Lewis also noted that if an electrical system's service equipment were subdivided into smaller sections each served by a transformer installed as a separately-derived AC system, you would have a subset of PCCs across each transformer.

His main point was this: By using the IEEE 519 definition of the PCC, you can call the interface to any power source serving a load a PCC. This includes any motor-alternator set, engine-alternator set, or UPS where the output comes from a DC-fed inverter driving a transformer.

The PCC is important because it's the point where the interaction of the served nonlinear load's distorted current waveform creates the voltage waveform's distortion. In other words, it's where the resulting source's internal IZ drop — at each harmonic current's frequency — creates a corresponding distorted voltage that's algebraically additive to the fundamental voltage waveform produced at the output of the source. This resultant voltage waveform is then provided to the bus or feeder served by the power source. From there, it can propagate to all served downstream loads as a power quality problem related to the distorted voltage waveform.

Feeders also have an effect on the type of power quality problem referred to above because they have impedance that increases as a function of their length. So a panelboard that serves nonlinear loads will exhibit greater voltage waveform distortion at its buses, as compared with the upstream end of the feeder where the PCC exists. Branch circuits have the same general impedance considerations.

### Q.

Does a square-wave inverter respond differently than a sine-wave inverter to the effects of power factor? It seems to me there would be less energy loss with the square wave than with a sine wave, both loads being equal.

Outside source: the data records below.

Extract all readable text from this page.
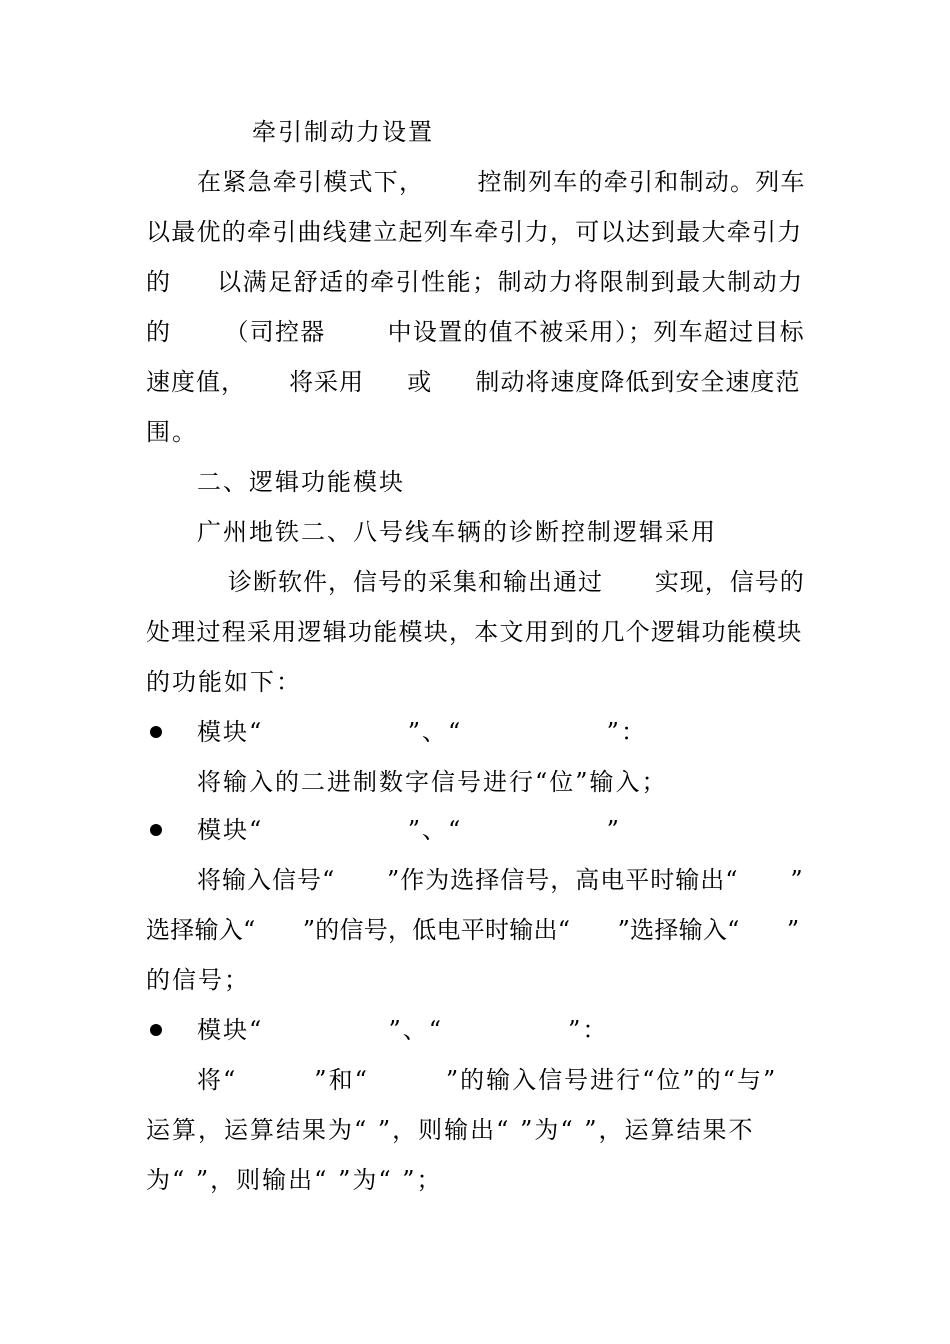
牵引制动力设置
在紧急牵引模式下，      控制列车的牵引和制动。列车
以最优的牵引曲线建立起列车牵引力，可以达到最大牵引力
的     以满足舒适的牵引性能；制动力将限制到最大制动力
的      （司控器       中设置的值不被采用）；列车超过目标
速度值，     将采用     或     制动将速度降低到安全速度范
围。
二、逻辑功能模块
广州地铁二、八号线车辆的诊断控制逻辑采用
诊断软件，信号的采集和输出通过      实现，信号的
处理过程采用逻辑功能模块，本文用到的几个逻辑功能模块
的功能如下：
模块“               ”、“               ”：
将输入的二进制数字信号进行“位”输入；
模块“               ”、“               ”
将输入信号“      ”作为选择信号，高电平时输出“      ”
选择输入“      ”的信号，低电平时输出“      ”选择输入“      ”
的信号；
模块“             ”、“             ”：
将“        ”和“        ”的输入信号进行“位”的“与”
运算，运算结果为“ ”，则输出“ ”为“ ”，运算结果不
为“ ”，则输出“ ”为“ ”；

**McGranaghan's answer:** This is a good question warranting some thought.

When we say “the effects of power factor” in this case, we're talking about the effects of waveshape. The waveshape affects the “true” power factor. Power factor is real power divided by the total apparent power, or P÷S. The real power includes components at the fundamental frequency and harmonics. For a square-wave supply, real power (P) is expressed as P=P1+P3+P5+…

Also, there has to be both voltage and current at each component in order for there to be real power. The in-phase components of the voltage and current determine the real power. This depends more on the load than on the supply.

For instance, if the load is a resistor, it doesn't matter whether you supply it with a square wave or a sine wave. The power factor is unity. The real power equals the total apparent power. If you supply it with a square-wave voltage, it draws a square-wave current with all harmonic components in-phase with the voltage. If you supply it with a sine wave, it draws a sine-wave current in-phase with the voltage. Either way, you have unity power factor.

It gets interesting when you consider loads like a diode bridge that's part of a switch-mode power supply. This draws a current that's different from the voltage in either case, resulting in a power factor less than unity. It's very possible that the power factor of this type of load with a square wave might be higher than the power factor with a sine-wave supply. That could also translate to lower losses because power factor loads result in losses associated with the additional current components flowing through the resistance of the supply system. This may require a simulation or test to prove the point, but chances are you're right.

A motor is another story. When powered by a square-wave supply, it will draw a current waveform very different from the voltage. The harmonic current components in this case cause a much lower true power factor for the square-wave supply and they cause additional losses in both the motor and supply system.